Exceptions include an “in-office” anatomic pathology lab, certain employment arrangements, space and equipment leases, and many others. It’s a good idea to consult with your healthcare legal counsel about whether your arrangements meet all the requirements of an exception before you assume that you’ve successfully qualified for a Stark exception.

For those who get caught making a prohibited referral, you can expect a civil suit to follow with punishments ranging from fines, forced refunds, Civil Monetary Penalties (CMPs) up to $15,000 for each service, and program exclusions.

Avoid Violations by Asking These Questions

If you’re unsure of what might constitute a Stark law violation, it’s important to ask yourself three specific questions:

1. Has your physician made a referral for a designated health service, such as a lab service?

If the answer is yes, move on to question 2.

2. Does the physician or his immediate family member have a financial relationship with the entity providing the designated health service?

If the answer to this question is yes, move on to question 3.

3. Does the financial relationship fit into a Stark law exception?

If the answer to this question is yes, then you may not be in violation of the Stark law. However, if you don’t fall under an exception, you’re likely in violation.

Check These Lab-Focused Violation Examples

Stark Law violations aren’t always black and white. Check out two potential Stark law violations to see if you can determine if a violation of the law has taken place.

Example 1: Suppose your lab receives a patient referral from a practice in the next town over. The owner of the practice has an investment stake in the lab, but does not work there and is not even in the medical field.

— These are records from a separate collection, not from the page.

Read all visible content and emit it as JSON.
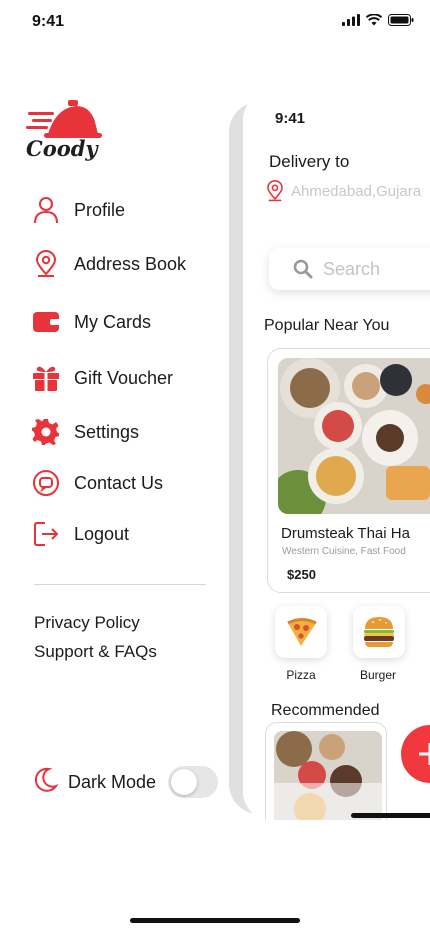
{
  "status_bar": {
    "time": "9:41"
  },
  "brand": {
    "name": "Coody",
    "accent": "#e8333a"
  },
  "menu": [
    {
      "label": "Profile",
      "icon": "user-icon"
    },
    {
      "label": "Address Book",
      "icon": "map-pin-icon"
    },
    {
      "label": "My Cards",
      "icon": "wallet-icon"
    },
    {
      "label": "Gift Voucher",
      "icon": "gift-icon"
    },
    {
      "label": "Settings",
      "icon": "gear-icon"
    },
    {
      "label": "Contact Us",
      "icon": "chat-icon"
    },
    {
      "label": "Logout",
      "icon": "logout-icon"
    }
  ],
  "links": {
    "privacy": "Privacy Policy",
    "support": "Support & FAQs"
  },
  "dark_mode": {
    "label": "Dark Mode",
    "enabled": false
  },
  "preview": {
    "time": "9:41",
    "delivery_to": "Delivery to",
    "location": "Ahmedabad,Gujara",
    "search_placeholder": "Search",
    "popular_title": "Popular Near You",
    "card": {
      "title": "Drumsteak Thai Ha",
      "subtitle": "Western Cuisine, Fast Food",
      "price": "$250"
    },
    "categories": [
      {
        "label": "Pizza",
        "icon": "pizza-icon"
      },
      {
        "label": "Burger",
        "icon": "burger-icon"
      }
    ],
    "recommended_title": "Recommended"
  }
}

This may not seem like a Stark violation, but it likely is, since the practice is referring patients to a lab where they have an investment stake. The practice owner is potentially profiting from the practices’ referrals and may be reaping the benefits from each patient they send to the lab.

Example 2: In 2021, an addiction treatment center paid $4.5 million to the Massachusetts Medicaid program to resolve allegations that it had violated the Stark law. At issue was that the treatment center required patients to take medically unnecessary urine drug tests, and that the same doctor owned the clinic and the laboratory — clearly a Stark Law violation (https://www.mass.gov/news/national-addiction-treatment-center-to-pay-45-million-in-first-of-its-kind-settlement-of-laboratory-self-referral-violations-and-claims-of-unnece­ssary-drug-tests).

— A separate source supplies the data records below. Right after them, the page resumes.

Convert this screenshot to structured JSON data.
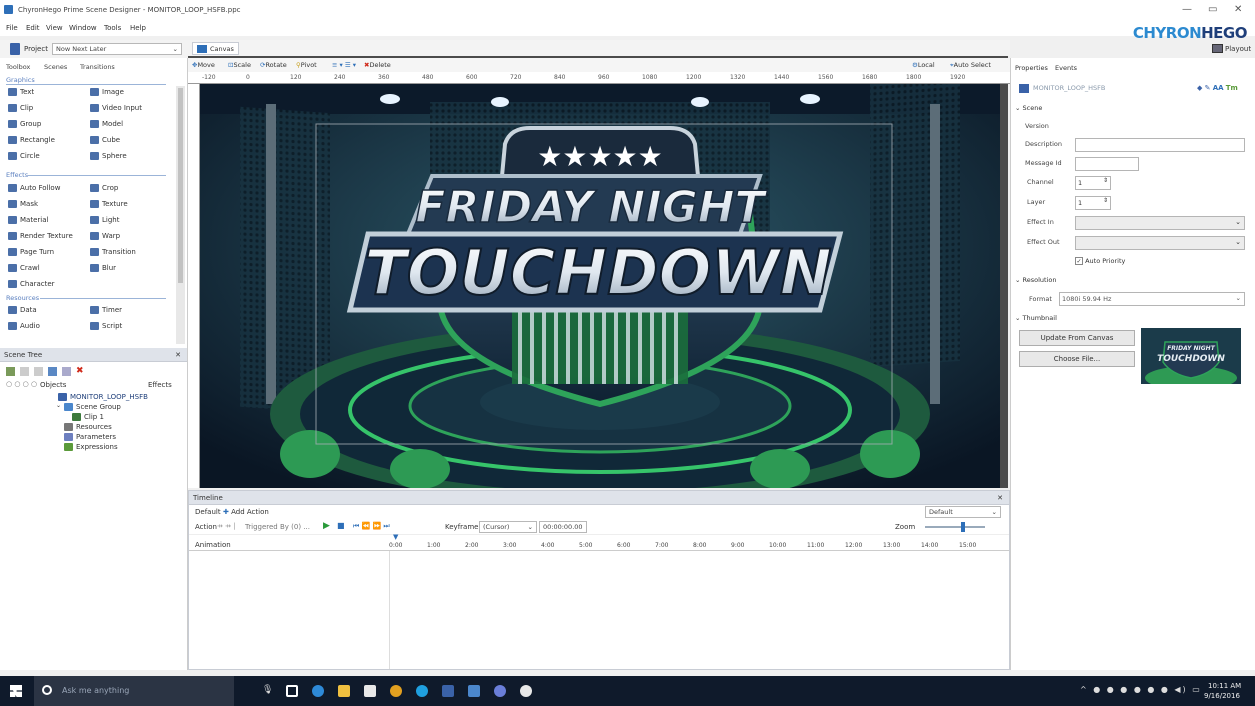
{
  "window": {
    "title": "ChyronHego Prime Scene Designer - MONITOR_LOOP_HSFB.ppc"
  },
  "menu": [
    "File",
    "Edit",
    "View",
    "Window",
    "Tools",
    "Help"
  ],
  "brand": {
    "logo_part1": "CHYRON",
    "logo_part2": "HEGO",
    "color1": "#2c8ad0",
    "color2": "#1f3f7a",
    "playout_label": "Playout"
  },
  "project": {
    "label": "Project",
    "value": "Now Next Later"
  },
  "toolbox": {
    "tabs": [
      "Toolbox",
      "Scenes",
      "Transitions"
    ],
    "graphics_header": "Graphics",
    "graphics": [
      {
        "label": "Text",
        "icon": "text-icon"
      },
      {
        "label": "Image",
        "icon": "image-icon"
      },
      {
        "label": "Clip",
        "icon": "clip-icon"
      },
      {
        "label": "Video Input",
        "icon": "video-input-icon"
      },
      {
        "label": "Group",
        "icon": "group-icon"
      },
      {
        "label": "Model",
        "icon": "model-icon"
      },
      {
        "label": "Rectangle",
        "icon": "rectangle-icon"
      },
      {
        "label": "Cube",
        "icon": "cube-icon"
      },
      {
        "label": "Circle",
        "icon": "circle-icon"
      },
      {
        "label": "Sphere",
        "icon": "sphere-icon"
      }
    ],
    "effects_header": "Effects",
    "effects": [
      {
        "label": "Auto Follow",
        "icon": "auto-follow-icon"
      },
      {
        "label": "Crop",
        "icon": "crop-icon"
      },
      {
        "label": "Mask",
        "icon": "mask-icon"
      },
      {
        "label": "Texture",
        "icon": "texture-icon"
      },
      {
        "label": "Material",
        "icon": "material-icon"
      },
      {
        "label": "Light",
        "icon": "light-icon"
      },
      {
        "label": "Render Texture",
        "icon": "render-texture-icon"
      },
      {
        "label": "Warp",
        "icon": "warp-icon"
      },
      {
        "label": "Page Turn",
        "icon": "page-turn-icon"
      },
      {
        "label": "Transition",
        "icon": "transition-icon"
      },
      {
        "label": "Crawl",
        "icon": "crawl-icon"
      },
      {
        "label": "Blur",
        "icon": "blur-icon"
      },
      {
        "label": "Character",
        "icon": "character-icon"
      }
    ],
    "resources_header": "Resources",
    "resources": [
      {
        "label": "Data",
        "icon": "data-icon"
      },
      {
        "label": "Timer",
        "icon": "timer-icon"
      },
      {
        "label": "Audio",
        "icon": "audio-icon"
      },
      {
        "label": "Script",
        "icon": "script-icon"
      }
    ]
  },
  "scene_tree": {
    "title": "Scene Tree",
    "col_objects": "Objects",
    "col_effects": "Effects",
    "items": [
      "MONITOR_LOOP_HSFB",
      "Scene Group",
      "Clip 1",
      "Resources",
      "Parameters",
      "Expressions"
    ]
  },
  "canvas": {
    "tab": "Canvas",
    "tools": [
      "Move",
      "Scale",
      "Rotate",
      "Pivot",
      "Delete"
    ],
    "right_tools": [
      "Local",
      "Auto Select"
    ],
    "ruler_ticks": [
      "-120",
      "0",
      "120",
      "240",
      "360",
      "480",
      "600",
      "720",
      "840",
      "960",
      "1080",
      "1200",
      "1320",
      "1440",
      "1560",
      "1680",
      "1800",
      "1920"
    ],
    "graphic": {
      "line1": "FRIDAY NIGHT",
      "line2": "TOUCHDOWN",
      "stars": "★★★★★"
    }
  },
  "timeline": {
    "title": "Timeline",
    "preset": "Default",
    "add_action": "Add Action",
    "action_label": "Action",
    "triggered": "Triggered By (0) ...",
    "keyframe_label": "Keyframe",
    "keyframe_value": "(Cursor)",
    "time_value": "00:00:00.00",
    "zoom_label": "Zoom",
    "default_right": "Default",
    "track": "Animation",
    "ticks": [
      "0:00",
      "1:00",
      "2:00",
      "3:00",
      "4:00",
      "5:00",
      "6:00",
      "7:00",
      "8:00",
      "9:00",
      "10:00",
      "11:00",
      "12:00",
      "13:00",
      "14:00",
      "15:00"
    ]
  },
  "properties": {
    "tabs": [
      "Properties",
      "Events"
    ],
    "object_name": "MONITOR_LOOP_HSFB",
    "scene_header": "Scene",
    "fields": {
      "version": "Version",
      "description": "Description",
      "message_id": "Message Id",
      "channel": "Channel",
      "channel_value": "1",
      "layer": "Layer",
      "layer_value": "1",
      "effect_in": "Effect In",
      "effect_out": "Effect Out",
      "auto_priority": "Auto Priority"
    },
    "resolution_header": "Resolution",
    "format_label": "Format",
    "format_value": "1080i 59.94 Hz",
    "thumbnail_header": "Thumbnail",
    "update_btn": "Update From Canvas",
    "choose_btn": "Choose File...",
    "thumb_line1": "FRIDAY NIGHT",
    "thumb_line2": "TOUCHDOWN"
  },
  "taskbar": {
    "search": "Ask me anything",
    "time": "10:11 AM",
    "date": "9/16/2016"
  }
}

Know the Designated Health Services

Laboratories are just one designated health service (DHS) that’s subject to the Stark law, but there are others as well. According to CMS, the following are all DHS examples:

1. Clinical laboratory services.
2. Physical therapy services.
3. Occupational therapy services.
4. Outpatient speech-language pathology services.
5. Radiology and certain other imaging services.
6. Radiation therapy services and supplies.
7. Durable medical equipment and supplies.
8. Parenteral and enteral nutrients, equipment, and supplies.
9. Prosthetics, orthotics, and prosthetic devices and supplies.
10. Home health services. 
11. Outpatient prescription drugs.
12. Inpatient and outpatient hospital services.

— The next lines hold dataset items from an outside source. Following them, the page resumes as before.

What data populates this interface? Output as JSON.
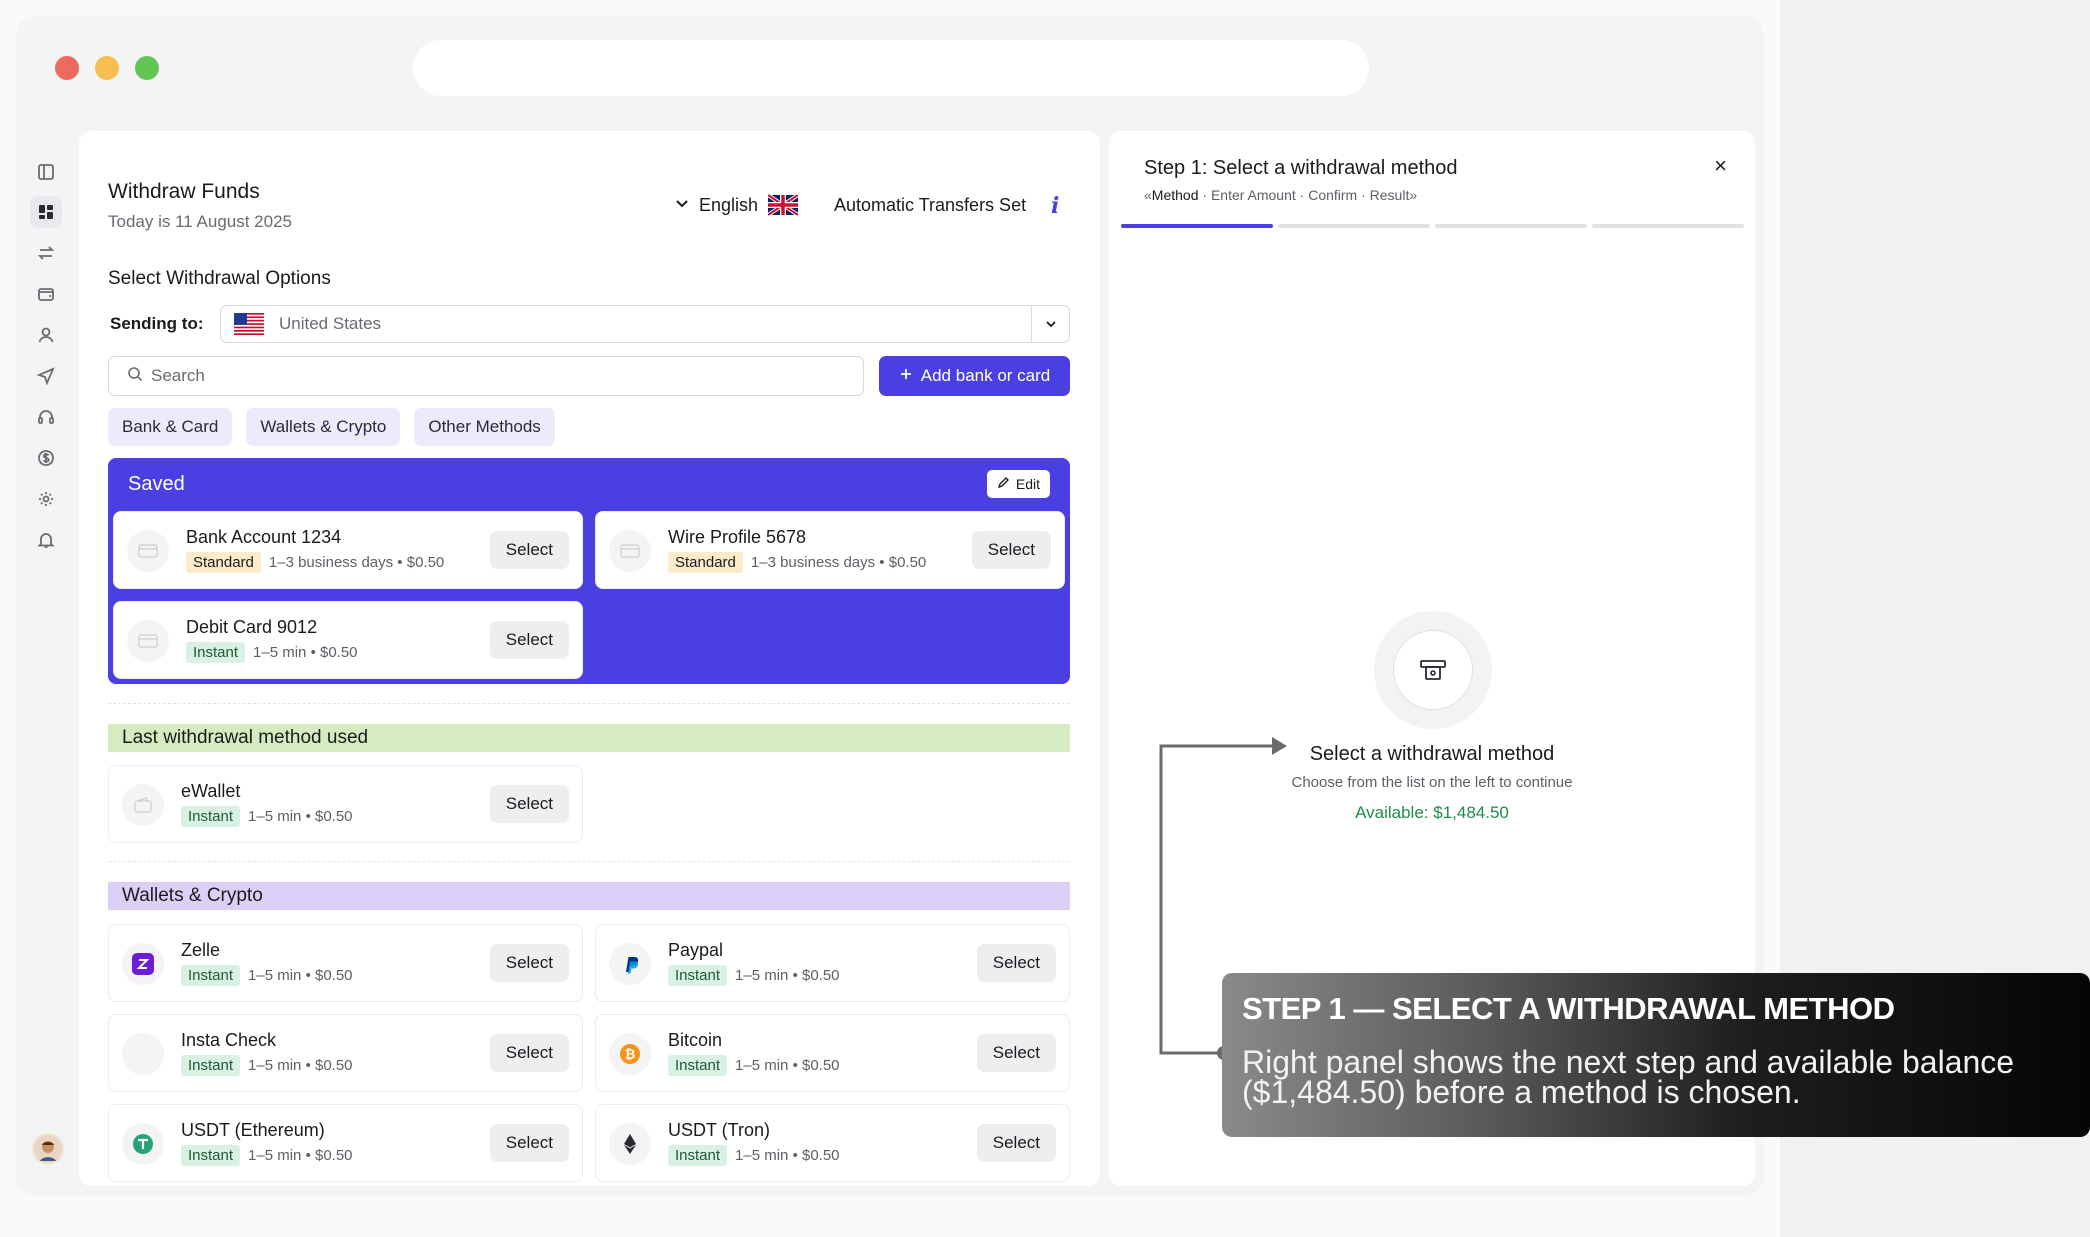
{
  "header": {
    "title": "Withdraw Funds",
    "date": "Today is 11 August 2025",
    "language": "English",
    "auto_transfers": "Automatic Transfers Set",
    "info_glyph": "i"
  },
  "options": {
    "section_title": "Select Withdrawal Options",
    "sending_label": "Sending to:",
    "country": "United States",
    "search_placeholder": "Search",
    "add_button": "Add bank or card",
    "tabs": [
      "Bank & Card",
      "Wallets & Crypto",
      "Other Methods"
    ]
  },
  "saved": {
    "title": "Saved",
    "edit_label": "Edit",
    "items": [
      {
        "name": "Bank Account 1234",
        "badge": "Standard",
        "meta": "1–3 business days • $0.50",
        "select": "Select"
      },
      {
        "name": "Wire Profile 5678",
        "badge": "Standard",
        "meta": "1–3 business days • $0.50",
        "select": "Select"
      },
      {
        "name": "Debit Card 9012",
        "badge": "Instant",
        "meta": "1–5 min • $0.50",
        "select": "Select"
      }
    ]
  },
  "last_used": {
    "title": "Last withdrawal method used",
    "items": [
      {
        "name": "eWallet",
        "badge": "Instant",
        "meta": "1–5 min • $0.50",
        "select": "Select"
      }
    ]
  },
  "wallets": {
    "title": "Wallets & Crypto",
    "items": [
      {
        "name": "Zelle",
        "badge": "Instant",
        "meta": "1–5 min • $0.50",
        "select": "Select",
        "icon": "zelle-icon"
      },
      {
        "name": "Paypal",
        "badge": "Instant",
        "meta": "1–5 min • $0.50",
        "select": "Select",
        "icon": "paypal-icon"
      },
      {
        "name": "Insta Check",
        "badge": "Instant",
        "meta": "1–5 min • $0.50",
        "select": "Select",
        "icon": "insta-check-icon"
      },
      {
        "name": "Bitcoin",
        "badge": "Instant",
        "meta": "1–5 min • $0.50",
        "select": "Select",
        "icon": "bitcoin-icon"
      },
      {
        "name": "USDT (Ethereum)",
        "badge": "Instant",
        "meta": "1–5 min • $0.50",
        "select": "Select",
        "icon": "usdt-icon"
      },
      {
        "name": "USDT (Tron)",
        "badge": "Instant",
        "meta": "1–5 min • $0.50",
        "select": "Select",
        "icon": "ethereum-icon"
      }
    ]
  },
  "right_panel": {
    "title": "Step 1: Select a withdrawal method",
    "steps_current": "Method",
    "steps_rest": " · Enter Amount · Confirm · Result»",
    "steps_open": "«",
    "close_glyph": "×",
    "progress_segments": 4,
    "progress_active": 1,
    "empty_title": "Select a withdrawal method",
    "empty_subtitle": "Choose from the list on the left to continue",
    "available": "Available: $1,484.50"
  },
  "callout": {
    "title": "STEP 1 — SELECT A WITHDRAWAL METHOD",
    "body": "Right panel shows the next step and available balance ($1,484.50) before a method is chosen."
  },
  "colors": {
    "accent": "#4a3fe0",
    "available": "#1f8b4c",
    "last_used_bar": "#d4ecc0",
    "wallets_bar": "#dcd0f7"
  }
}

So if, for example, your lab evaluates a patient with low vitamin D levels and your pathologist refers to the patient to a parenteral nutrient organization that the pathologist’s spouse owns, that could be a violation of the Stark law and may set your practice up for penalties and violations.

Stay Vigilant

Not every Stark law violation will be obvious, so whenever your lab receives a referral, you should double check whether the referring clinician has performed the referral in the right manner and is not placing your lab in jeopardy of violating of the Stark Law. Keep a list of entities in which your lab owners and their immediate family members have any financial relationships, so you can cross-reference referrals against them and raise a red flag if anything suspicious arises.

Torrey Kim, Contributing Writer, Raleigh, N.C.